Ruth has finally got the story of a lifetime but her life may well be the very thing it costs her...
PERFORMANCES - As with the previous episode you don't get a lot of character depth here but all the performances are fairly decent.
Julia Foster plays the intrepid reporter Ruth and the character is much as you'd expect - she's feisty, inquisitive and is totally dedicated to getting her story. Foster plays the role decently enough and gives Ruth a slightly ditzy quality that makes the character more endearing than she otherwise would be, but for all that I can't help thinking that Foster was slightly miscast in this part.
There's two main reasons for this - firstly, the character is explicitly described as being twenty nine years old and...well...
Basically this woman - this clearly MATURE woman - was supposedly still a teenager only ten years ago. It's not a deal breaker by any means and Julia Foster was by no means elderly when this was filmed, but she's clearly WAY older than twenty nine (I'd put her closer to late thirties/early forties).
The really annoying thing is that there's no need for it at all in the script. If they couldn't find the right young actress for the part and had to go with someone who was older then they should have just cut the line where Ruth's age is mentioned - it would have made absolutely NO DIFFERENCE whatsoever to the story as it's a completely irrelevant detail with no significance anyway.
Another script annoyance (this time with at least some relevance to the actual plot) is that several characters describe Ruth as being "overweight", indeed this is why she gets the story assigned to her in the first place - the reasoning being that because she's on the portly side Ruth will fit in with the weight loss group and no one will suspect that she's an undercover reporter. The problem with this is that Julia Foster could in no way, shape or form be described as being "overweight", in fact she's the EXACT OPPOSITE.

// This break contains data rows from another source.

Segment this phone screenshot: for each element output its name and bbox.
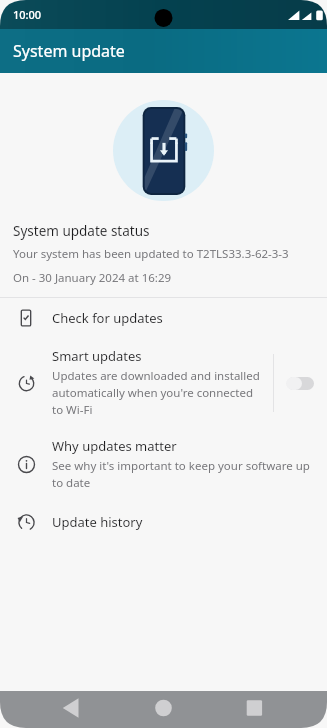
button[interactable]: Check for updates (0, 298, 327, 338)
staticText: Updates are downloaded and installed aut… (52, 368, 265, 418)
staticText: Your system has been updated to T2TLS33.… (13, 246, 289, 262)
button[interactable]: Why updates matter (0, 428, 327, 501)
staticText: Why updates matter (52, 437, 177, 455)
staticText: System update status (13, 222, 150, 240)
button[interactable]: Update history (0, 501, 327, 543)
staticText: Check for updates (52, 309, 163, 327)
staticText: On - 30 January 2024 at 16:29 (13, 270, 172, 286)
staticText: Update history (52, 513, 143, 531)
button[interactable]: Smart updates toggle (274, 354, 327, 412)
staticText: Smart updates (52, 347, 142, 365)
button[interactable]: Smart updates (0, 338, 273, 428)
staticText: See why it's important to keep your soft… (52, 458, 314, 491)
staticText: 10:00 (13, 7, 42, 22)
staticText: System update (13, 40, 125, 62)
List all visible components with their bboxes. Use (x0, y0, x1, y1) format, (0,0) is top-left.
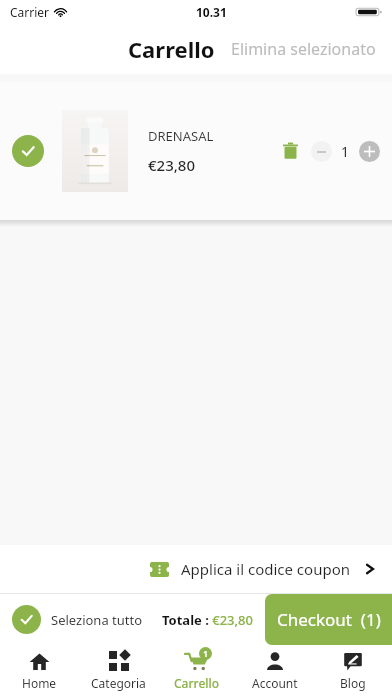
staticText: 10.31 (196, 4, 227, 20)
staticText: Account (252, 675, 298, 691)
button[interactable]: Categoria (79, 645, 158, 696)
button[interactable]: Applica il codice coupon (0, 545, 392, 593)
button[interactable]: 1 (158, 645, 236, 696)
staticText: Applica il codice coupon (181, 559, 350, 579)
button[interactable]: Diminuisci quantità (311, 141, 332, 162)
button[interactable]: Home (0, 645, 79, 696)
button[interactable]: Elimina selezionato (229, 32, 378, 66)
staticText: DRENASAL (148, 127, 214, 145)
button[interactable]: Account (236, 645, 314, 696)
button[interactable]: Blog (314, 645, 392, 696)
staticText: Elimina selezionato (231, 38, 376, 60)
staticText: Seleziona tutto (51, 611, 143, 629)
staticText: Carrello (128, 34, 215, 64)
staticText: 1 (203, 648, 208, 659)
staticText: Blog (340, 675, 366, 691)
staticText: Categoria (91, 675, 146, 691)
staticText: Totale : €23,80 (162, 611, 253, 629)
button[interactable]: Seleziona tutto (12, 605, 143, 634)
button[interactable]: Elimina (277, 138, 303, 164)
button[interactable]: Seleziona prodotto (12, 135, 44, 167)
staticText: 1 (341, 142, 350, 161)
button[interactable]: Checkout (1) (265, 594, 392, 645)
button[interactable]: Aumenta quantità (359, 141, 380, 162)
staticText: Checkout (1) (277, 608, 381, 631)
staticText: Carrier (10, 4, 50, 20)
staticText: €23,80 (148, 155, 195, 175)
staticText: Home (22, 675, 57, 691)
staticText: Carrello (174, 675, 220, 691)
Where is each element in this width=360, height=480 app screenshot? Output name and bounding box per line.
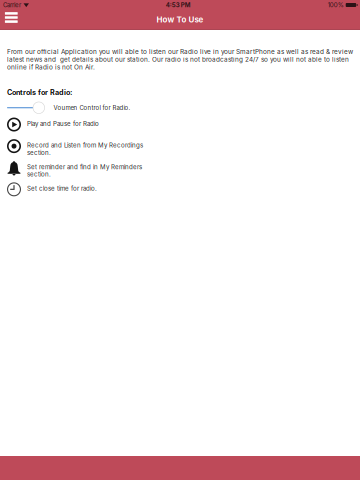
staticText: How To Use [156, 15, 204, 24]
staticText: Record and Listen from My Recordings sec… [27, 142, 143, 156]
staticText: Carrier [3, 1, 21, 9]
staticText: 4:53 PM [166, 1, 191, 9]
staticText: Set close time for radio. [27, 185, 97, 192]
staticText: From our official Application you will a… [7, 48, 353, 71]
staticText: 100% [328, 1, 344, 9]
staticText: Controls for Radio: [7, 88, 72, 97]
staticText: Voumen Control for Radio. [54, 104, 130, 111]
staticText: Play and Pause for Radio [27, 120, 99, 127]
staticText: Set reminder and find in My Reminders se… [27, 163, 142, 178]
button[interactable]: Menu [5, 8, 25, 30]
button[interactable]: Volume slider [7, 101, 47, 114]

The production team clearly realised this discrepancy and try to make Foster look fatter by making her wear this absolutely hideous fluffy cardigan for most of the episode. It's deeply unflattering to Foster and once again only serves to draw further attention to the holes in the script and casting process for this episode.
The other actors involved get served a lot better deal than poor old Julia Foster and get some nice meaty roles (pun intended) to sink thier teeth into.
These include James Cosmos as Willis (the world's rudest and most psychotic gym instructor), Richard Pearson as Sir Humphrey (the charming and avuncular gentleman cannibal cult leader), George Innes and Norman Bird as the sinister undertakers, 60's Doctor Who villain Kevin Stoney as Rothwell (Sir Humphrey's creepy right hand man) and Warren Clarke as Ben - the sweet and shy and ultimately destined for the human BBQ potential love interest for Ruth.
VIOLENCE - Ben has a horrible hallucination of a version of himself laughing at him, before promptly crashing his car at high speed into the nearest available tree.
There's a few grisly close ups of Ben's decapitated corpse in Sir Humphrey's larder.
In the final scene Ruth gets menaced by a meat cleaver. We don't get to see her fate but it doesn't take a rocket scientist to figure out that she definitely WON'T be around to see her "scoop of the decade" get published (aw well, at least she won't have to worry about being seen in that bloody horrible cardigan anymore...)
SFX - Some trippy camera work for the hallucination scene and a few splashes of mild gore but little else.
RATING - The 13th Reunion is nowhere near as good as the opening episode, mainly due to the inconsistencies in the script relating to it's central character.
However despite that slight niggle the rest of the story is still pretty good and this is overall a solid and entertaining enough short horror story.
3 and a half cannibal dinner parties out of 5. A flawed but fun outing from the Hammer House.